The Godavari scheme isn’t a standalone effort. On the same day, Revanth also inaugurated:
- ORR Phase-II Water Supply Project (Rs. 1,200 crore): 71 reservoirs, of which 15 are already complete, designed to serve 25 lakh people across 14 mandals including Saroornagar, Shamshabad, Medchal, and Rajendranagar.
- Kokapet Layout Integrated Development Project (Rs. 298 crore): Drinking water and sewage systems for Kokapet, Neopolis, and SEZ areas, benefitting 13 lakh residents in Hyderabad’s fastest-growing economic hub.
This is what sets Revanth apart. With his focus on the specifics of Hyderabad’s growth story – water for households, sanitation for new IT corridors, and infrastructure for suburbs and peri-urban communities, he proved himself as “a visionary leader who plans with foresight, anticipates and prepares for the future with confidence”.
A legacy of foresight, and what comes next
Revanth often reminds people that Hyderabad’s water history is built on foresight:
- The Nizam’s construction of Osmansagar and Himayatsagar after the 1908 Musi floods, which safeguarded the city for a century.
- The Congress government brought Manjeera water in 1965.

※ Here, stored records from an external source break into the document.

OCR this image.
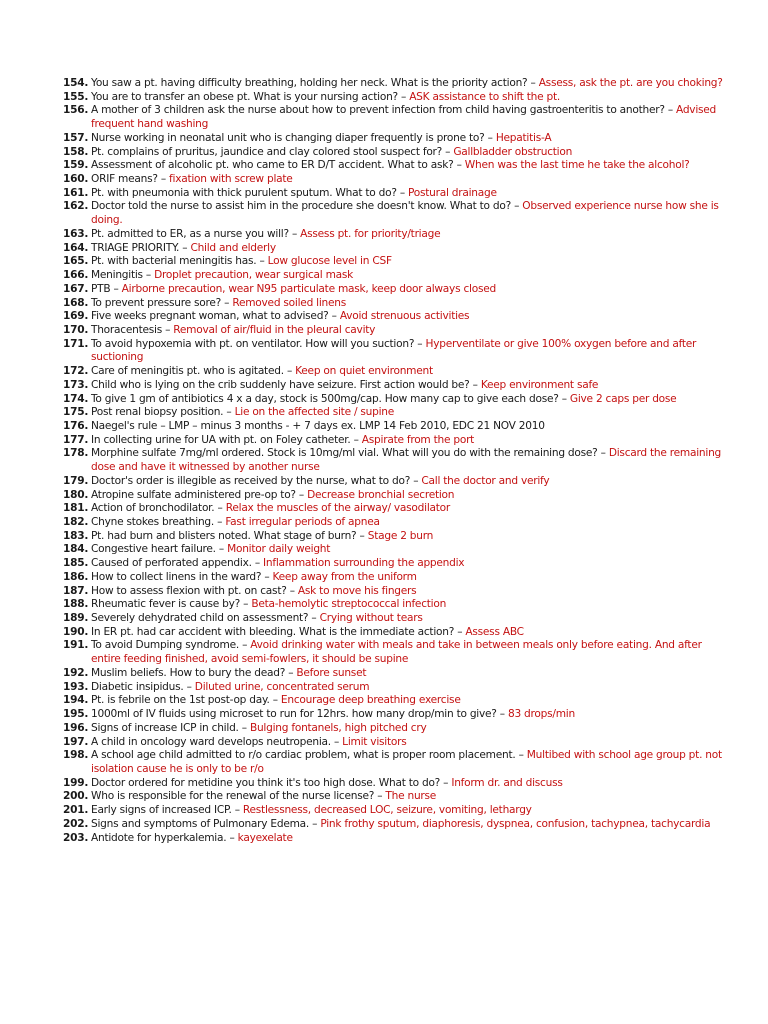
154. You saw a pt. having difficulty breathing, holding her neck. What is the priority action? – Assess, ask the pt. are you choking?
155. You are to transfer an obese pt. What is your nursing action? – ASK assistance to shift the pt.
156. A mother of 3 children ask the nurse about how to prevent infection from child having gastroenteritis to another? – Advised frequent hand washing
157. Nurse working in neonatal unit who is changing diaper frequently is prone to? – Hepatitis-A
158. Pt. complains of pruritus, jaundice and clay colored stool suspect for? – Gallbladder obstruction
159. Assessment of alcoholic pt. who came to ER D/T accident. What to ask? – When was the last time he take the alcohol?
160. ORIF means? – fixation with screw plate
161. Pt. with pneumonia with thick purulent sputum. What to do? – Postural drainage
162. Doctor told the nurse to assist him in the procedure she doesn't know. What to do? – Observed experience nurse how she is doing.
163. Pt. admitted to ER, as a nurse you will? – Assess pt. for priority/triage
164. TRIAGE PRIORITY. – Child and elderly
165. Pt. with bacterial meningitis has. – Low glucose level in CSF
166. Meningitis – Droplet precaution, wear surgical mask
167. PTB – Airborne precaution, wear N95 particulate mask, keep door always closed
168. To prevent pressure sore? – Removed soiled linens
169. Five weeks pregnant woman, what to advised? – Avoid strenuous activities
170. Thoracentesis – Removal of air/fluid in the pleural cavity
171. To avoid hypoxemia with pt. on ventilator. How will you suction? – Hyperventilate or give 100% oxygen before and after suctioning
172. Care of meningitis pt. who is agitated. – Keep on quiet environment
173. Child who is lying on the crib suddenly have seizure. First action would be? – Keep environment safe
174. To give 1 gm of antibiotics 4 x a day, stock is 500mg/cap. How many cap to give each dose? – Give 2 caps per dose
175. Post renal biopsy position. – Lie on the affected site / supine
176. Naegel's rule – LMP – minus 3 months - + 7 days ex. LMP 14 Feb 2010, EDC 21 NOV 2010
177. In collecting urine for UA with pt. on Foley catheter. – Aspirate from the port
178. Morphine sulfate 7mg/ml ordered. Stock is 10mg/ml vial. What will you do with the remaining dose? – Discard the remaining dose and have it witnessed by another nurse
179. Doctor's order is illegible as received by the nurse, what to do? – Call the doctor and verify
180. Atropine sulfate administered pre-op to? – Decrease bronchial secretion
181. Action of bronchodilator. – Relax the muscles of the airway/ vasodilator
182. Chyne stokes breathing. – Fast irregular periods of apnea
183. Pt. had burn and blisters noted. What stage of burn? – Stage 2 burn
184. Congestive heart failure. – Monitor daily weight
185. Caused of perforated appendix. – Inflammation surrounding the appendix
186. How to collect linens in the ward? – Keep away from the uniform
187. How to assess flexion with pt. on cast? – Ask to move his fingers
188. Rheumatic fever is cause by? – Beta-hemolytic streptococcal infection
189. Severely dehydrated child on assessment? – Crying without tears
190. In ER pt. had car accident with bleeding. What is the immediate action? – Assess ABC
191. To avoid Dumping syndrome. – Avoid drinking water with meals and take in between meals only before eating. And after entire feeding finished, avoid semi-fowlers, it should be supine
192. Muslim beliefs. How to bury the dead? – Before sunset
193. Diabetic insipidus. – Diluted urine, concentrated serum
194. Pt. is febrile on the 1st post-op day. – Encourage deep breathing exercise
195. 1000ml of IV fluids using microset to run for 12hrs. how many drop/min to give? – 83 drops/min
196. Signs of increase ICP in child. – Bulging fontanels, high pitched cry
197. A child in oncology ward develops neutropenia. – Limit visitors
198. A school age child admitted to r/o cardiac problem, what is proper room placement. – Multibed with school age group pt. not isolation cause he is only to be r/o
199. Doctor ordered for metidine you think it's too high dose. What to do? – Inform dr. and discuss
200. Who is responsible for the renewal of the nurse license? – The nurse
201. Early signs of increased ICP. – Restlessness, decreased LOC, seizure, vomiting, lethargy
202. Signs and symptoms of Pulmonary Edema. – Pink frothy sputum, diaphoresis, dyspnea, confusion, tachypnea, tachycardia
203. Antidote for hyperkalemia. – kayexelate
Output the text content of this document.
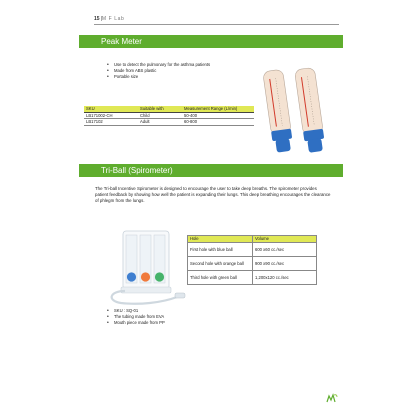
15|M F Lab
Peak Meter
• Use to detect the pulmonary for the asthma patients
• Made from ABS plastic
• Portable size
SKU	Suitable with	Measurement Range (L/min)
LB171002-CH	Child	50-400
LB17102	Adult	60-800
Tri-Ball (Spirometer)

The Tri-ball Incentive Spirometer is designed to encourage the user to take deep breaths. The spirometer provides patient feedback by showing how well the patient is expanding their lungs. This deep breathing encourages the clearance of phlegm from the lungs.

Hole	Volume
First hole with blue ball	600 x60 cc./sec
Second hole with orange ball	900 x90 cc./sec
Third hole with green ball	1,200x120 cc./sec
• SKU : SQ-01
• The tubing made from EVA
• Mouth piece made from PP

- Krishna water in 2002 through three phases.
- Godavari Phase-I in the 2000s.
Now, with Phases II and III, Revanth is adding the next chapter to that legacy. His simple pitch is what is winning hearts – while others played politics with projects like Pranahita-Chevella and Kaleshwaram, he is ensuring “Godavari water flows into every home in Hyderabad”.
A perfect fusion of Naidu’s IT push, YSR’s welfare policies
Hyderabad’s transformation owes much to two visionary leaders of the past. N. Chandrababu Naidu put the city on the global IT map in the 1990s, establishing HITEC City, attracting giants like Microsoft, and laying the foundation for Genome Valley. His “Hello Hyderabad” slogan symbolised the city’s shift from a regional capital to a global tech hub.
Dr. Y.S. Rajasekhara Reddy, meanwhile, balanced urban growth with agrarian revival. Through ‘Jalayagnam’, he launched one of India’s most ambitious irrigation programmes, aimed at irrigating over 7 million acres, providing drinking water to lakhs, and uplifting drought-prone Telangana. His policies like free power to farmers addressed rural distress while meeting the water needs of a fast-growing Hyderabad.
Now, Revanth Reddy is being seen as a fusion of both legacies. His government is pushing mega water projects for Hyderabad, cracking down on lake encroachments through HYDRAA, while simultaneously wooing investments in IT, pharma, and manufacturing. Alongside, his farmer-friendly initiatives aim to revive the rural economy.
By bringing together Naidu’s urban-tech vision with YSR’s welfare-driven development, Revanth is seen as the leader who can shape Hyderabad’s future while addressing Telangana’s agrarian roots.
Visionary leadership, not stopgap fixes
What makes this initiative stand out is not the scale of investment, but the time frame. Politicians usually think in five-year terms. Revanth is planning for 50 to 100 years, making sure that Hyderabad remains a water-secure metropolis even as its population increases and industries expand.
By doing so, he’s also reshaping the narrative for urban areas: from short-term sops to long-term infrastructure vision. That’s leadership which focuses on building cities, not winning elections alone.
Hyderabad Rising
Hyderabad has always been a city of ambition – from Charminar to Cyber Towers, it has reinvented itself across centuries. But no city can thrive without water. With the Godavari projects, Revanth Reddy is not only quenching today’s thirst but ensuring that tomorrow’s Hyderabad – twice as big – will have enough water to drink.
In politics, promises are often forgotten after the applause fades. But in this case, the pipelines, reservoirs, and rivers will stand as enduring proof of a leader who looked a century ahead.